I remember seeing, in the 1970s, little roadside tourist tchotcke shacks along the small two lane highway, starting somewhere around Tennessee, if memory serves. We never stopped at these places, which looked like a strong wind would blow them down. But from the car you could see their wares proudly displayed, including the ubiquitous confederate flag beach towels that flapped on makeshift clotheslines. Those towels felt like the totem of a border crossing to me: they marked your entry into The South. My folks certainly had enough connection to the confederate past either to feel shame or closeted pride about (my great great grandfather was a lieutenant in the confederacy who survived to go home and become the mayor of the town my father was born in, along with baseball legend, Ty Cobb). But they never talked about that past with us, and they never ever had or displayed any images of the confederate flag. Those beach towels were meant for so-called "redneck," lower class whites I suspect. And my parents had grown up somewhat solidly (despite the intervention of the Great Depression) middle class. But I don't mean to sell my parents short; while it's perhaps impossible to avoid imbibing raced thinking growing up in the US, my parents did a pretty good job of keeping us open minded, and we all had diverse friends growing up. My father sometimes felt a post-civil rights era defensiveness about slams against the South (he used to say he found Boston more segregated than anything he had seen back home after we lived there in the early 1960s). But my parents--and especially my liberal mother-- fostered pro-civil rights values in us.

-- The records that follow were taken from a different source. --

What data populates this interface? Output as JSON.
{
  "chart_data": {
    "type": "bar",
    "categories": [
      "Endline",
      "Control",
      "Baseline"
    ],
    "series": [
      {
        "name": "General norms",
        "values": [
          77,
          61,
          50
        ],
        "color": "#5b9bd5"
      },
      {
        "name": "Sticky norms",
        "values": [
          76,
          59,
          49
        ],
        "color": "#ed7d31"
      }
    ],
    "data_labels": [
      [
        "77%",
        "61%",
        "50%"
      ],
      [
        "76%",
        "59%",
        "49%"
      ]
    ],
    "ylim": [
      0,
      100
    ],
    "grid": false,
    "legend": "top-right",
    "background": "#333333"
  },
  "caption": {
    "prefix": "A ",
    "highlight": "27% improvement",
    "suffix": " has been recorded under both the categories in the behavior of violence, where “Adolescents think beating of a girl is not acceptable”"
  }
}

It's been awhile since I've seen the confederate flag used to adorn an object openly for sale, but in the above photo my husband holds an iPhone cover we saw in a mall kiosk in Kansas this week. It was the sole one, sandwiched in between the rhinestone encrusted ones, and polka dotted ones, and brightly colored ones. To many folks, that flag is a US swastika and should be banned. And I wouldn't argue against that approach. Clearly States should be forbidden from displaying a flag with the confederate flag in it. But I take a more skeptical "free speech" approach when considering an average person displaying it. However wrongheaded and ahistorical it may be, I think the flag is sometimes wielded by white Southerners as a relatively amorphous sign of (somewhat defensive) "Pro-South" sentiment. That is, not as "yay, slavery and genocidal racism!" but more as a sign that has come to mean the South qua the South. Context is clearly important in reading the deployment of a sign. But maybe the sentiment at stake in displaying the confederate flage truly is a "Pro WHITE South" sentiment. Which is why I could never fully defend the flag as "free speech" rather than hate speech.
So how to read the odd conflation of this cover for an expensive, highly sophisticated phone, with global reach both in its manufacture and renown, and a shamed, redneck-identified, burlap sack of a symbol? I was shocked to see it innocently nestled in an innocuous mall kiosk. In part, it made me worry about this place my husband has moved to, where I now spend half my time. The demographics skew heavily white, and the political climate is scary conservative: KS is one of those states that tried to keep President Obama off the reelection ballot in 2012, using the "Birther" smear that he wasn't born in America (which is pretty clearly code for "he ain't white") While a private citizen filed the complaint, KS Secretary of State Kobach said: "“I don’t think it’s a frivolous objection. I do think the factual record could be supplemented.” That's enough context to make me shudder when I see a piece of plastic for sale with a confederate flag on it.